“Northerners know nothing at all about Slavery. They think it is a perpetual bondage only. They have no conception of the depth of degradation involved in that word, SLAVERY; if they had, they would never cease their efforts until so horrible a system was overthrown.”
Being Canadian, and unlike my U.S. counterparts, I have little knowledge of the details and intricacies of the history of slavery in the United States, so I was pleased to note that my The Well-Educated Mind Biographies Project has a few books that cover this important, yet disturbing, period. Incidents in the Life of a Slave Girl is the first book of this ilk on the list. A book written in the tradition of the slave narrative and the sentimental novel, Jacobs strives to give a voice to the thousands of black men and women, who suffered abuse, injustice and the theft of their true identities under the yoke of slavery.
Jacobs (in the book calling herself Linda Brent), chronicles her story, beginning with her idyllic life within her family who are well-off slaves of a kind owner. At her mother’s death when Linda is six, she is sent to reside with her mistress who teaches her to read and write, but at the death of her owner, she is sold to the Flint family and her suffering begins. Dr. Flint is harsh and cruel, developing a desire for Linda, and she is continually tormented by his sexual advances. Thinking to save herself and her virtue, she begins a relationship with another white man and has two children with him in hopes Dr. Flint will cease his attentions. Instead he is enraged and sends her and her children to do hard labour on one of his plantations. The book further relates of her escape, her continuous concern about the fate of her children, seven years of her life in an attic so she is not discovered, and her final journey to the north and a relative freedom, although her expectations of her life there are perhaps somewhat disappointed.

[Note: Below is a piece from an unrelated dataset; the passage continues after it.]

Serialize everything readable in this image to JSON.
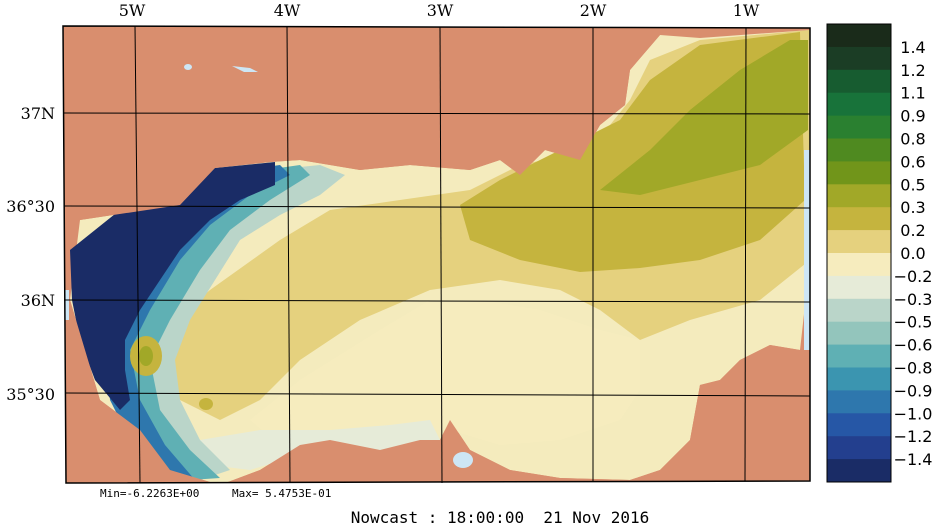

Reward for notice for the return of Harriet Jacobs by James Norcome (Dr. Flint) source Wikipedia |
Jacobs tells a touching and unique story from a woman’s point-of-view, highlighting not only all the brutality and abuse the negro people suffered at the hands of some of their masters, but also the degradation to their spirits. Yet although Jacobs shows her people in their suffering, she also is able to emphasis their greatness of spirit:
“Truly, the colored race are the most cheerful and forgiving peole on the face of the earth. That their masters sleep in safety is owing to their superabundance of heart; and yet they look upon their sufferings with less pity than they would bestow on those of a horse or dog.”
While the book is full of horrid examples, Jacobs also strives to mention the white men and woman she met or observed in her life that showed kindness or compassion, and says of her benefactress, Mrs. Bruce:
“The noble heart! The brave heart! The tears are in my eyes while I write of her. May the God of the helpless reward her for her sympathy with my persecuted people!”
Harriet Ann Jacobs source Wikipedia |
While most of this book is at once both heartbreaking and wonderfully illuminating, there was an aspect of it that bothered me. Jacobs was very clear and concise, and rightly so, with her denunciation of slavery and its assault on human dignity and the human spirit, but whenever a slave committed something from as small as a lack of good judgement to something as large as a crime, Jacobs excused their actions based on the treatment they had suffered under their masters. For example, with regard to her decision to enter into a relationship and have children with Mr. Sands, she says:
“I feel that the slave woman ought to not to be judged by the same standards as others.”
Later she states:
“I like a straightforward course, and am always reluctant to resort to subterfuges. So far as my ways have been crooked, I charge them all upon slavery.”
When she encounters a slave who has stolen money from his dead master, she declares:
“This is a fair specimen of how the moral sense is educated by slavery. When a man has his wages stolen from him, year after year, and the laws sanction and enforce the theft, how can he be expected to have more regard to honesty than has the man who robs him? I have become somewhat enlightened, but I confess that I agree with poor, ignorant, much-abused Luke, in thinking he had a right to that money, as a portion of his unpaid wages.”
I don’t disagree with Jacobs’ premise that slavery can drive people to excesses, but I do disagree about excusing wrong behaviour with it. Because someone has committed a wrong against you, does that give one the right to return the same in kind? Couldn’t this startling reasoning be as dangerous as the reasoning employed to bring the black people into slavery? It reminded me of Aleksandr Solzhenitsyn’s words, words from a man who had been both a commander and a persecuted soul, effectively both a master and a slave, and who finally learned that: “If only it were all so simple! If only there were evil people somewhere insidiously committing evil deeds and it were necessary only to separate them from the rest of us and destroy them. But the line dividing good and evils cuts through the heart of every human being. And who is willing to destroy a piece of his own heart?” The seeds that began slavery and other atrocities are within us all, it’s important that man or woman, slave or free, persecuted or persecutor, that we are all aware of that piece and the danger it can do to ourselves and others.
In any case, it was a blemish on an otherwise excellent narrative. Jacobs hatred of slavery in all its forms shows through as well as her overwhelming love and understanding for her fellow man.